One third of Illinois craft grow licenses went to politicians and existing cannabis companies

Justice Grown / Instagram

A Justice Grown dispensary in Dickson, Pennsylvania. Justice Grown was a big winner in Illinois’ craft grown license awards.

At least ten of the 36 craft grow licenses awarded last month by the State of Illinois have gone to groups affiliated with existing cannabis companies, while some others went to current local politicians and a smattering of local notables.

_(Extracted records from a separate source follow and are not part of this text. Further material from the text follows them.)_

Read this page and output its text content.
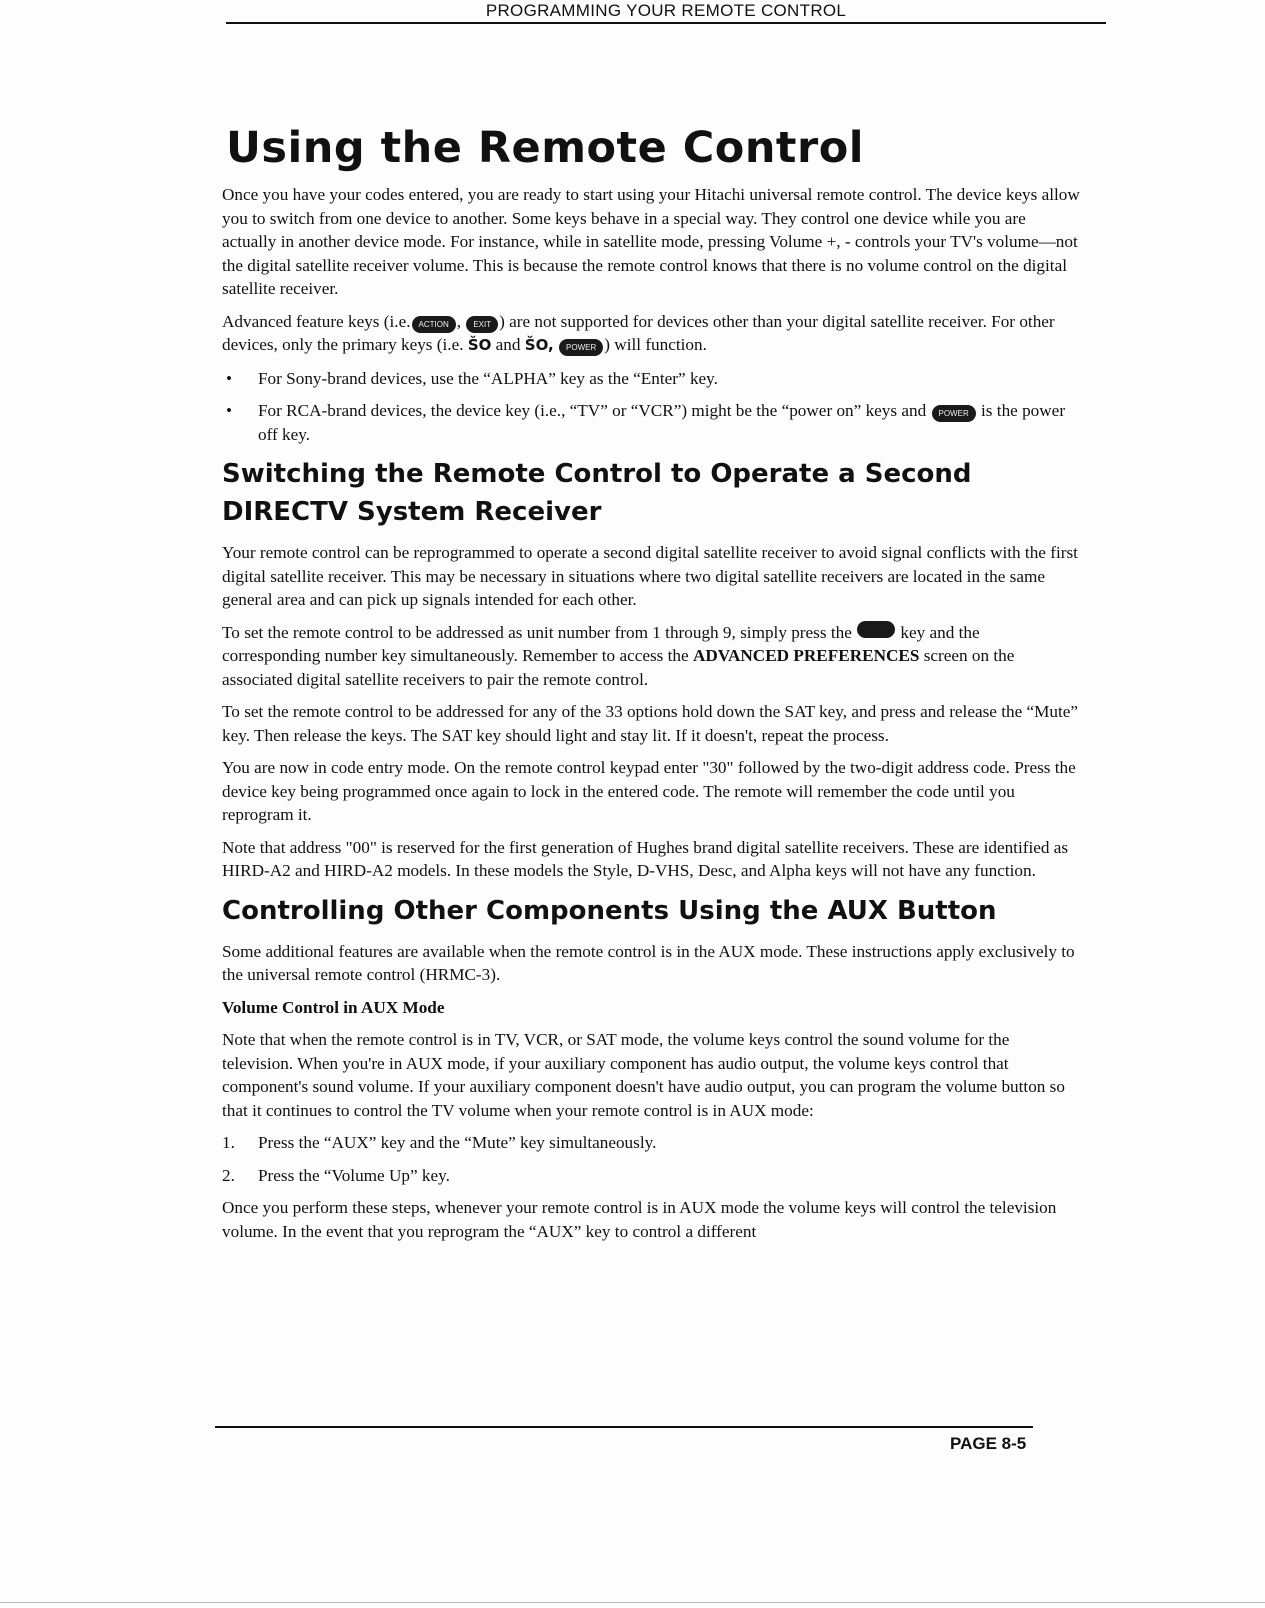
PROGRAMMING YOUR REMOTE CONTROL
Using the Remote Control

Once you have your codes entered, you are ready to start using your Hitachi universal remote control. The device keys allow you to switch from one device to another. Some keys behave in a special way. They control one device while you are actually in another device mode. For instance, while in satellite mode, pressing Volume +, - controls your TV's volume—not the digital satellite receiver volume. This is because the remote control knows that there is no volume control on the digital satellite receiver.

Advanced feature keys (i.e. ACTION , EXIT ) are not supported for devices other than your digital satellite receiver. For other devices, only the primary keys (i.e. ŠO and ŠO, POWER ) will function.

• For Sony-brand devices, use the “ALPHA” key as the “Enter” key.

• For RCA-brand devices, the device key (i.e., “TV” or “VCR”) might be the “power on” keys and POWER is the power off key.

Switching the Remote Control to Operate a Second DIRECTV System Receiver

Your remote control can be reprogrammed to operate a second digital satellite receiver to avoid signal conflicts with the first digital satellite receiver. This may be necessary in situations where two digital satellite receivers are located in the same general area and can pick up signals intended for each other.

To set the remote control to be addressed as unit number from 1 through 9, simply press the	key and the corresponding number key simultaneously. Remember to access the ADVANCED PREFERENCES screen on the associated digital satellite receivers to pair the remote control.

To set the remote control to be addressed for any of the 33 options hold down the SAT key, and press and release the “Mute” key. Then release the keys. The SAT key should light and stay lit. If it doesn't, repeat the process.

You are now in code entry mode. On the remote control keypad enter "30" followed by the two-digit address code. Press the device key being programmed once again to lock in the entered code. The remote will remember the code until you reprogram it.

Note that address "00" is reserved for the first generation of Hughes brand digital satellite receivers. These are identified as HIRD-A2 and HIRD-A2 models. In these models the Style, D-VHS, Desc, and Alpha keys will not have any function.

Controlling Other Components Using the AUX Button

Some additional features are available when the remote control is in the AUX mode. These instructions apply exclusively to the universal remote control (HRMC-3).

Volume Control in AUX Mode

Note that when the remote control is in TV, VCR, or SAT mode, the volume keys control the sound volume for the television. When you're in AUX mode, if your auxiliary component has audio output, the volume keys control that component's sound volume. If your auxiliary component doesn't have audio output, you can program the volume button so that it continues to control the TV volume when your remote control is in AUX mode:

1. Press the “AUX” key and the “Mute” key simultaneously.

2. Press the “Volume Up” key.

Once you perform these steps, whenever your remote control is in AUX mode the volume keys will control the television volume. In the event that you reprogram the “AUX” key to control a different

PAGE 8-5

Chicago-based multi-state operator Justice Grown is connected to four winning craft grown license teams, including one license going to the partner of Justice Grown’s CEO, Jon Loevy, and another going to a Loevy relative and law partner, Debra Loevy. Other winners include Ron DiGiacomo, owner of Trinity MMJ Dispensaries in Peoria, Frank Park, CEO of Salem, Oregon grower A Prime Leaf, the Black-led investment group Blounts & Moore, LaPine, Oregon grower “Oregonix Farms”, Starbuds founder Ahmad Joudeh, and Michigan’s Skymint dispensary chain owner, Omar Fakouri.

[Download list of Illinois Craft Grow license winners]

Three licenses went to Chicago-area politicians. One license went to a team led by Evanston Alderman Bobby Burns. Another went to Chicago political scion and former aldermanic candidate under investigation for tax evasion, Alex Acevedo. Acevedo is also part of a team that won a dispensary license. A third went to Lori Wilcox, the Chicago Heights City Clerk and Bloomfield Township Democratic Committeeman.

A number of Black Illinois business owners were also winners, including Shari Wilson, owner of the South Side Chicago chain, Reggio’s Pizza, Rawle Stuart, manager of fast-rapper Twista, and Rick Ringold, owner of Mokina, Illinois’ Sergeant ConstructionOther notable members of winning teams include Kiana Hughes, the recently named Interim Executive Director of ChicagoNORML, GRI Holdings LLC, the group led by upscale restaurateur Phil Stephani, Marquita Hollins, who was a member of Heartland Greens, one of the first groups to file suit against the state’s dispensary license process, and Springfield firefighter and children’s book author, Danual Berkley.